The output is a clean JSON/JSONL dataset of aligned QA and VQA examples—ready for supervised fine-tuning (SFT), reinforcement learning (RL), or benchmark construction.

Critically, FlipVQA-Miner is not a standalone tool—it’s integrated into the DataFlow framework, which offers modular “operators” and composable “pipelines.” This means extracted QA pairs can be immediately enhanced using DataFlow’s Reasoning Pipeline (to add chain-of-thought) or evaluated using its built-in quality metrics.

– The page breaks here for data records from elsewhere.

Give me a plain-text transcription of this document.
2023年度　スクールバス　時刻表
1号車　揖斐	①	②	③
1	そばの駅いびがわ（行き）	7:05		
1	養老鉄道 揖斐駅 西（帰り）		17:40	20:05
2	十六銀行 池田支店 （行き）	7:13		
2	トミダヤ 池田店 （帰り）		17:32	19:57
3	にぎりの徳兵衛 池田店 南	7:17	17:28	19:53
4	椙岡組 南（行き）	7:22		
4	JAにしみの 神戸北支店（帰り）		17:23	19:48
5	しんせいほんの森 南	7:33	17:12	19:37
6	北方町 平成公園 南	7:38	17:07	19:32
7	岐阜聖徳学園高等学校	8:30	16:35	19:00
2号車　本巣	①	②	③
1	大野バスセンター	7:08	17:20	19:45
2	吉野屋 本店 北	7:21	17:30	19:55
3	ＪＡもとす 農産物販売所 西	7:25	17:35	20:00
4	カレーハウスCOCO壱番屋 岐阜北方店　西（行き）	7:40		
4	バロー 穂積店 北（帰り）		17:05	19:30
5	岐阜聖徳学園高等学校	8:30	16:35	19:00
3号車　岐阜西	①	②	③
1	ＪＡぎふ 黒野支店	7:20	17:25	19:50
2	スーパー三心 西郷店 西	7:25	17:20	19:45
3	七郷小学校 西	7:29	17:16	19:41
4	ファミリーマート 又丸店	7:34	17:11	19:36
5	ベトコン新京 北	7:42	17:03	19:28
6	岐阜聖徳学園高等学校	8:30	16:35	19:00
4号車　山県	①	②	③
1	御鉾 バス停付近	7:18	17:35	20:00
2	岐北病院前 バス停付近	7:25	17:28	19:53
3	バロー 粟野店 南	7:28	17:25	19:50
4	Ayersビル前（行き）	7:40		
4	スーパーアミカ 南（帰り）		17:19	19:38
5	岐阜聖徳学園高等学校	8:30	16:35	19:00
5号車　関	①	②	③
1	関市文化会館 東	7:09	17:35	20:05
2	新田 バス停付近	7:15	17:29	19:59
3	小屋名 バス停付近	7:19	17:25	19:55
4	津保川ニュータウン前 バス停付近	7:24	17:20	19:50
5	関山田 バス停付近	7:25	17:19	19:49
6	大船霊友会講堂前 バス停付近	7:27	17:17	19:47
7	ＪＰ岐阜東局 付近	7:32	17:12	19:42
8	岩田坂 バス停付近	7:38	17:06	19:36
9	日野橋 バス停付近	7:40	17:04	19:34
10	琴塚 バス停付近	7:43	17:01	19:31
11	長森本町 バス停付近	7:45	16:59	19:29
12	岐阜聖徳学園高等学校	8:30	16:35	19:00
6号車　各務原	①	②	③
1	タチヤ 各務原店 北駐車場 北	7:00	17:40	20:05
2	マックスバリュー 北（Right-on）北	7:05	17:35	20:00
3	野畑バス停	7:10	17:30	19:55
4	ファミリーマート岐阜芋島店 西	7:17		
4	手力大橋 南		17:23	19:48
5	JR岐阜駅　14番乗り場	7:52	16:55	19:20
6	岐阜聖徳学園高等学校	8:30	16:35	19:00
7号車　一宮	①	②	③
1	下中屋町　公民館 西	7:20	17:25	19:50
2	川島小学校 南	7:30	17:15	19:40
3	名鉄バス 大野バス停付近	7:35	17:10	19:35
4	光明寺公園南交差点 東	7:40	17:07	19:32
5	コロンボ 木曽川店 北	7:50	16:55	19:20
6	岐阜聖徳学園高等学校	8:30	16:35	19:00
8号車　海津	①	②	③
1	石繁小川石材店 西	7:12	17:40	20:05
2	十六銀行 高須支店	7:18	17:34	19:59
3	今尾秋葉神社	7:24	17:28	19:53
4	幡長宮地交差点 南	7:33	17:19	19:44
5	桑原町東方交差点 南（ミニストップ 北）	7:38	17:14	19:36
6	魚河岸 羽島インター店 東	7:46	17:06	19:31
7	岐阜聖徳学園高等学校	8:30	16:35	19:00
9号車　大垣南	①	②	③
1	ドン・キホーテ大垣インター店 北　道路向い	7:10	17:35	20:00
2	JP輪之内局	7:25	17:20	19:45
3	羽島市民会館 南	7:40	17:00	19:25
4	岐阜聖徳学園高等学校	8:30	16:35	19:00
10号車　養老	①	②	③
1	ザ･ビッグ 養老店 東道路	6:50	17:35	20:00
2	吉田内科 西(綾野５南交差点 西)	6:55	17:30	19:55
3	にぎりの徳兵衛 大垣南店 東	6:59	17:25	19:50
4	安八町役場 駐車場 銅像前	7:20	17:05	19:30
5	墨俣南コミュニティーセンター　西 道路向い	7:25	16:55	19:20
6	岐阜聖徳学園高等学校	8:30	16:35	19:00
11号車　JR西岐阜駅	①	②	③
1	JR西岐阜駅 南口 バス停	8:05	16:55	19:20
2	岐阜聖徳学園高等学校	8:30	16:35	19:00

Key Use Cases for Practitioners

FlipVQA-Miner is particularly valuable for teams working on:

  • Domain-Specific Tutoring Systems: Build VQA datasets from science or math textbooks to train AI tutors that answer questions grounded in actual diagrams and problem sets.
  • Reasoning-Oriented LLM Training: Augment instruction-tuning data with real-world examples that require cross-modal understanding (e.g., interpreting charts, graphs, or molecular structures).
  • Benchmark Creation: Generate evaluation suites from standardized curricula (e.g., Gaokao, AP exams) to test model performance on authentic educational content.
  • RAG Knowledge Base Enrichment: Extract structured QA pairs from PDF-based knowledge repositories for use in retrieval-augmented generation systems.

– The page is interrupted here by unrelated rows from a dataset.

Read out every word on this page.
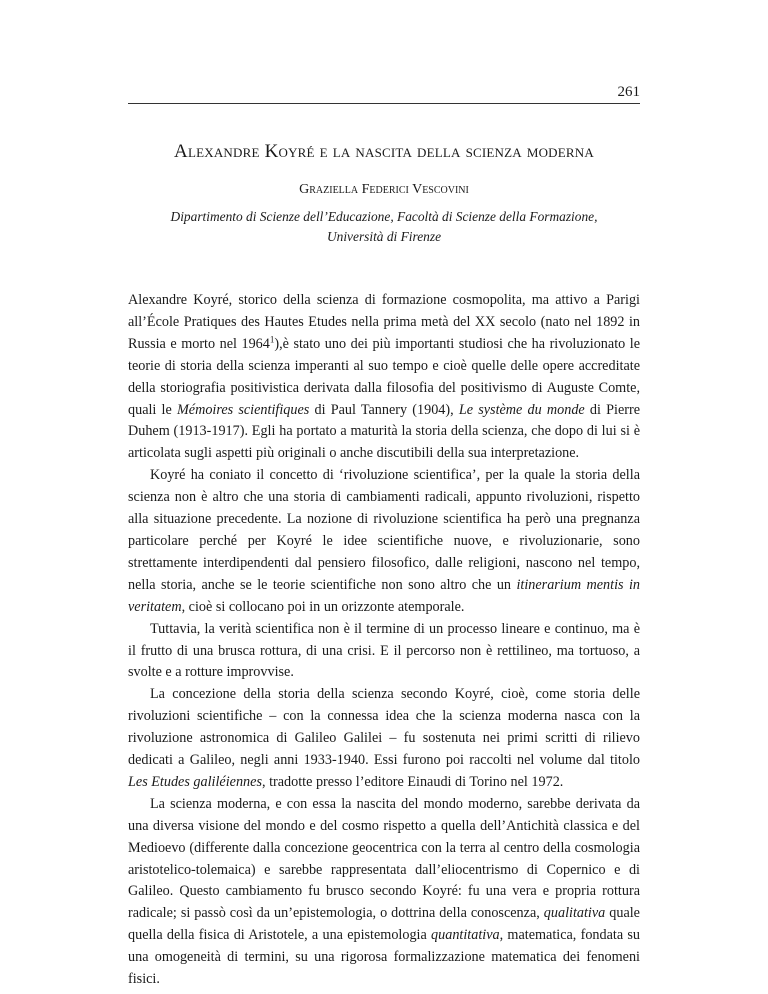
261
Alexandre Koyré e la nascita della scienza moderna
Graziella Federici Vescovini
Dipartimento di Scienze dell’Educazione, Facoltà di Scienze della Formazione,
Università di Firenze

Alexandre Koyré, storico della scienza di formazione cosmopolita, ma attivo a Parigi all’École Pratiques des Hautes Etudes nella prima metà del XX secolo (nato nel 1892 in Russia e morto nel 1964$^1$),è stato uno dei più importanti studiosi che ha rivoluzionato le teorie di storia della scienza imperanti al suo tempo e cioè quelle delle opere accreditate della storiografia positivistica derivata dalla filosofia del positivismo di Auguste Comte, quali le Mémoires scientifiques di Paul Tannery (1904), Le système du monde di Pierre Duhem (1913-1917). Egli ha portato a maturità la storia della scienza, che dopo di lui si è articolata sugli aspetti più originali o anche discutibili della sua interpretazione.

Koyré ha coniato il concetto di ‘rivoluzione scientifica’, per la quale la storia della scienza non è altro che una storia di cambiamenti radicali, appunto rivoluzioni, rispetto alla situazione precedente. La nozione di rivoluzione scientifica ha però una pregnanza particolare perché per Koyré le idee scientifiche nuove, e rivoluzionarie, sono strettamente interdipendenti dal pensiero filosofico, dalle religioni, nascono nel tempo, nella storia, anche se le teorie scientifiche non sono altro che un itinerarium mentis in veritatem, cioè si collocano poi in un orizzonte atemporale.

Tuttavia, la verità scientifica non è il termine di un processo lineare e continuo, ma è il frutto di una brusca rottura, di una crisi. E il percorso non è rettilineo, ma tortuoso, a svolte e a rotture improvvise.

La concezione della storia della scienza secondo Koyré, cioè, come storia delle rivoluzioni scientifiche – con la connessa idea che la scienza moderna nasca con la rivoluzione astronomica di Galileo Galilei – fu sostenuta nei primi scritti di rilievo dedicati a Galileo, negli anni 1933-1940. Essi furono poi raccolti nel volume dal titolo Les Etudes galiléiennes, tradotte presso l’editore Einaudi di Torino nel 1972.

La scienza moderna, e con essa la nascita del mondo moderno, sarebbe derivata da una diversa visione del mondo e del cosmo rispetto a quella dell’Antichità classica e del Medioevo (differente dalla concezione geocentrica con la terra al centro della cosmologia aristotelico-tolemaica) e sarebbe rappresentata dall’eliocentrismo di Copernico e di Galileo. Questo cambiamento fu brusco secondo Koyré: fu una vera e propria rottura radicale; si passò così da un’epistemologia, o dottrina della conoscenza, qualitativa quale quella della fisica di Aristotele, a una epistemologia quantitativa, matematica, fondata su una omogeneità di termini, su una rigorosa formalizzazione matematica dei fenomeni fisici.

In experiments reported in the DataFlow technical report, models trained on DataFlow-processed data—including outputs from pipelines like FlipVQA-Miner—consistently outperformed those trained on random or synthetically filtered datasets across math, code, and knowledge benchmarks.

Getting Started and Integration

FlipVQA-Miner is accessible through the open-dataflow Python package, part of the broader DataFlow ecosystem:

conda create -n dataflow python=3.10  
conda activate dataflow  
pip install open-dataflow  

For GPU-accelerated local inference (e.g., when using vLLM-backed operators):

pip install open-dataflow[vllm]  

The system also supports Docker deployment with pre-configured CUDA and vLLM support, ideal for reproducible workflows:

docker pull molyheci/dataflow:cu124  
docker run --gpus all -it molyheci/dataflow:cu124  

FlipVQA-Miner processes input PDFs and outputs structured QA/VQA data in standard formats (JSONL, CSV), making it easy to integrate into existing training or evaluation pipelines. Since it’s built on DataFlow’s operator architecture, users can chain it with other modules—e.g., apply difficulty estimation, category tagging, or quality scoring post-extraction.

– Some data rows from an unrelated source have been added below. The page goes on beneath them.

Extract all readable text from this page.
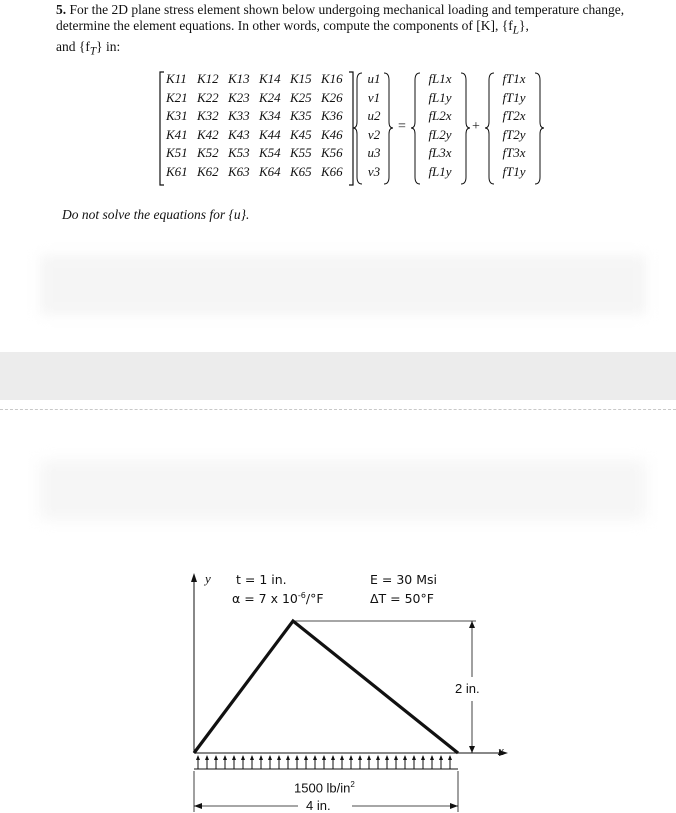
5. For the 2D plane stress element shown below undergoing mechanical loading and temperature change, determine the element equations. In other words, compute the components of [K], $\{f_L\}$,
and $\{f_T\}$ in:
K11 K12 K13 K14 K15 K16
K21 K22 K23 K24 K25 K26
K31 K32 K33 K34 K35 K36
K41 K42 K43 K44 K45 K46
K51 K52 K53 K54 K55 K56
K61 K62 K63 K64 K65 K66
u1
v1
u2
v2
u3
v3
=
fL1x
fL1y
fL2x
fL2y
fL3x
fL1y
+
fT1x
fT1y
fT2x
fT2y
fT3x
fT1y
Do not solve the equations for {u}.
y
x
t = 1 in.
α = 7 x $10^{-6}/^\circ F$
E = 30 Msi
ΔT = 50°F
2 in.
1500 $lb/in^2$
4 in.
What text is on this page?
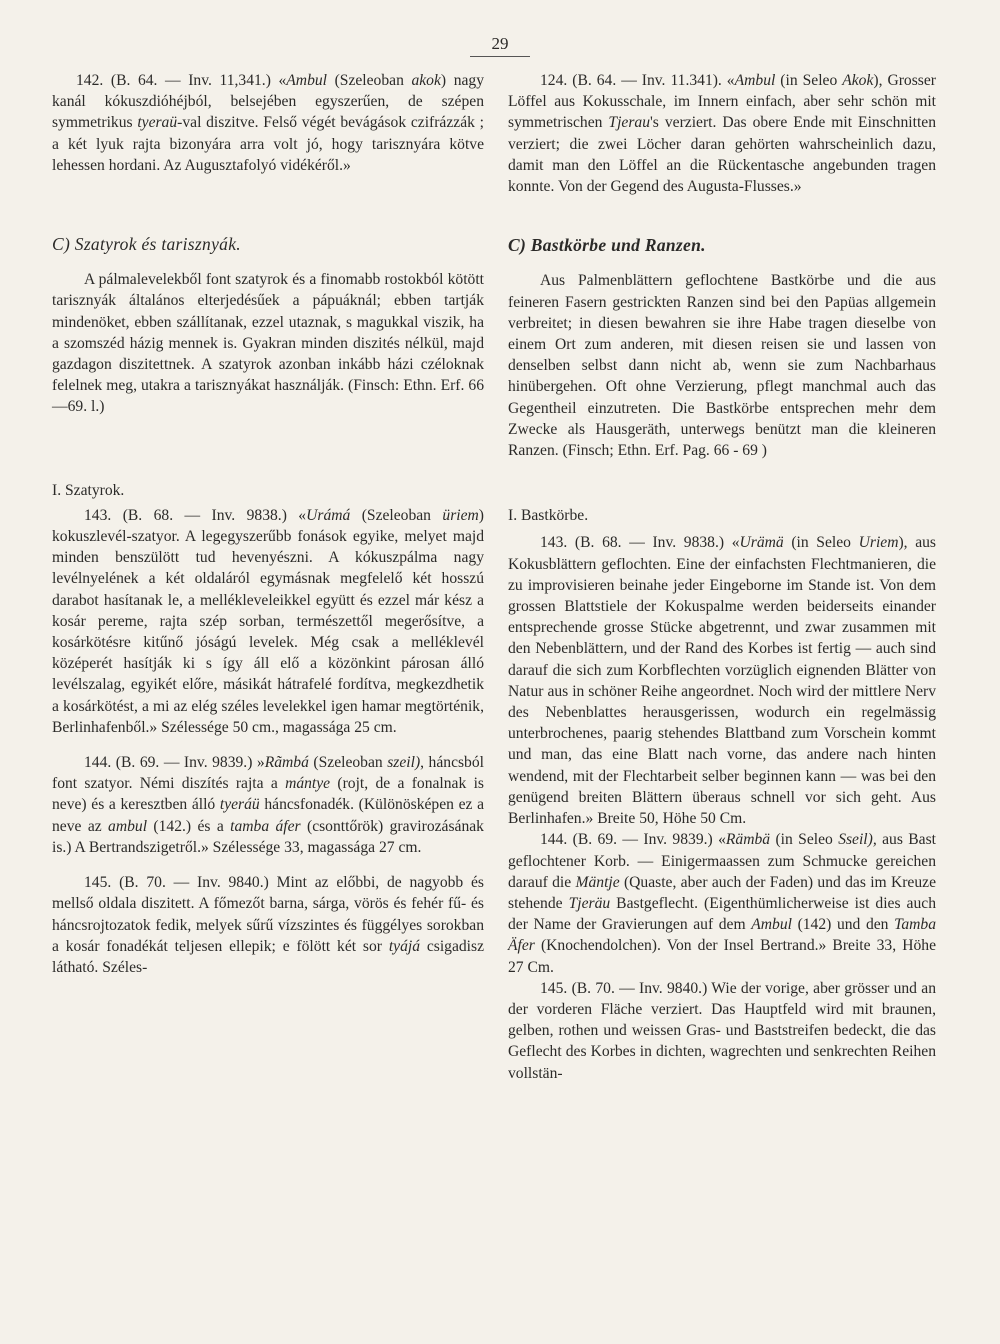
29

142. (B. 64. — Inv. 11,341.) «Ambul (Szeleoban akok) nagy kanál kókuszdióhéjból, belsejében egyszerűen, de szépen symmetrikus tyeraü-val diszitve. Felső végét bevágások czifrázzák ; a két lyuk rajta bizonyára arra volt jó, hogy tarisznyára kötve lehessen hordani. Az Augusztafolyó vidékéről.»

C) Szatyrok és tarisznyák.

A pálmalevelekből font szatyrok és a finomabb rostokból kötött tarisznyák általános elterjedésűek a pápuáknál; ebben tartják mindenöket, ebben szállítanak, ezzel utaznak, s magukkal viszik, ha a szomszéd házig mennek is. Gyakran minden diszités nélkül, majd gazdagon diszitettnek. A szatyrok azonban inkább házi czéloknak felelnek meg, utakra a tarisznyákat használják. (Finsch: Ethn. Erf. 66—69. l.)

I. Szatyrok.

143. (B. 68. — Inv. 9838.) «Urámá (Szeleoban üriem) kokuszlevél-szatyor. A legegyszerűbb fonások egyike, melyet majd minden benszülött tud hevenyészni. A kókuszpálma nagy levélnyelének a két oldaláról egymásnak megfelelő két hosszú darabot hasítanak le, a mellékleveleikkel együtt és ezzel már kész a kosár pereme, rajta szép sorban, természettől megerősítve, a kosárkötésre kitűnő jóságú levelek. Még csak a melléklevél középerét hasítják ki s így áll elő a közönkint párosan álló levélszalag, egyikét előre, másikát hátrafelé fordítva, megkezdhetik a kosárkötést, a mi az elég széles levelekkel igen hamar megtörténik, Berlinhafenből.» Szélessége 50 cm., magassága 25 cm.

144. (B. 69. — Inv. 9839.) »Rãmbá (Szeleoban szeil), háncsból font szatyor. Némi diszítés rajta a mántye (rojt, de a fonalnak is neve) és a keresztben álló tyeráü háncsfonadék. (Különösképen ez a neve az ambul (142.) és a tamba áfer (csonttőrök) gravirozásának is.) A Bertrandszigetről.» Szélessége 33, magassága 27 cm.

145. (B. 70. — Inv. 9840.) Mint az előbbi, de nagyobb és mellső oldala diszitett. A főmezőt barna, sárga, vörös és fehér fű- és háncsrojtozatok fedik, melyek sűrű vízszintes és függélyes sorokban a kosár fonadékát teljesen ellepik; e fölött két sor tyájá csigadisz látható. Széles-

124. (B. 64. — Inv. 11.341). «Ambul (in Seleo Akok), Grosser Löffel aus Kokusschale, im Innern einfach, aber sehr schön mit symmetrischen Tjerau's verziert. Das obere Ende mit Einschnitten verziert; die zwei Löcher daran gehörten wahrscheinlich dazu, damit man den Löffel an die Rückentasche angebunden tragen konnte. Von der Gegend des Augusta-Flusses.»

C) Bastkörbe und Ranzen.

Aus Palmenblättern geflochtene Bastkörbe und die aus feineren Fasern gestrickten Ranzen sind bei den Papüas allgemein verbreitet; in diesen bewahren sie ihre Habe tragen dieselbe von einem Ort zum anderen, mit diesen reisen sie und lassen von denselben selbst dann nicht ab, wenn sie zum Nachbarhaus hinübergehen. Oft ohne Verzierung, pflegt manchmal auch das Gegentheil einzutreten. Die Bastkörbe entsprechen mehr dem Zwecke als Hausgeräth, unterwegs benützt man die kleineren Ranzen. (Finsch; Ethn. Erf. Pag. 66 - 69 )

I. Bastkörbe.

143. (B. 68. — Inv. 9838.) «Urämä (in Seleo Uriem), aus Kokusblättern geflochten. Eine der einfachsten Flechtmanieren, die zu improvisieren beinahe jeder Eingeborne im Stande ist. Von dem grossen Blattstiele der Kokuspalme werden beiderseits einander entsprechende grosse Stücke abgetrennt, und zwar zusammen mit den Nebenblättern, und der Rand des Korbes ist fertig — auch sind darauf die sich zum Korbflechten vorzüglich eignenden Blätter von Natur aus in schöner Reihe angeordnet. Noch wird der mittlere Nerv des Nebenblattes herausgerissen, wodurch ein regelmässig unterbrochenes, paarig stehendes Blattband zum Vorschein kommt und man, das eine Blatt nach vorne, das andere nach hinten wendend, mit der Flechtarbeit selber beginnen kann — was bei den genügend breiten Blättern überaus schnell vor sich geht. Aus Berlinhafen.» Breite 50, Höhe 50 Cm.

144. (B. 69. — Inv. 9839.) «Rämbä (in Seleo Sseil), aus Bast geflochtener Korb. — Einigermaassen zum Schmucke gereichen darauf die Mäntje (Quaste, aber auch der Faden) und das im Kreuze stehende Tjeräu Bastgeflecht. (Eigenthümlicherweise ist dies auch der Name der Gravierungen auf dem Ambul (142) und den Tamba Äfer (Knochendolchen). Von der Insel Bertrand.» Breite 33, Höhe 27 Cm.

145. (B. 70. — Inv. 9840.) Wie der vorige, aber grösser und an der vorderen Fläche verziert. Das Hauptfeld wird mit braunen, gelben, rothen und weissen Gras- und Baststreifen bedeckt, die das Geflecht des Korbes in dichten, wagrechten und senkrechten Reihen vollstän-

Limitations and Practical Considerations

While FlipVQA-Miner significantly reduces manual effort, its effectiveness depends on input document quality:

  • Digital PDFs (text-selectable, vector-based) yield the best results.
  • Scanned or image-only PDFs may require higher-quality OCR preprocessing and could introduce parsing errors, especially with complex layouts or handwritten annotations.
  • Highly stylized notation (e.g., non-standard symbols in advanced physics texts) may not be perfectly interpreted without domain-specific tuning.

Additionally, though the pipeline includes noise-reduction mechanisms, human spot-checking is recommended for high-stakes applications like clinical or legal QA systems. The DataFlow framework provides evaluation operators to help quantify data quality across six dimensions, aiding this validation step.

Summary

FlipVQA-Miner turns static educational PDFs into a scalable source of high-fidelity visual and textual QA data—bypassing the pitfalls of synthetic generation and manual annotation. By leveraging layout-aware parsing and LLM-driven semantic alignment, it delivers clean, aligned supervision signals ideal for training reliable, reasoning-capable models. As part of the open-source DataFlow system, it offers practitioners a modular, extensible, and empirically validated path to better data—and better models.

For teams building domain-specific AI, tutoring systems, or multimodal reasoning engines, FlipVQA-Miner provides a practical, open-access solution to upgrade their training data using the world’s most trusted educational content: real textbooks.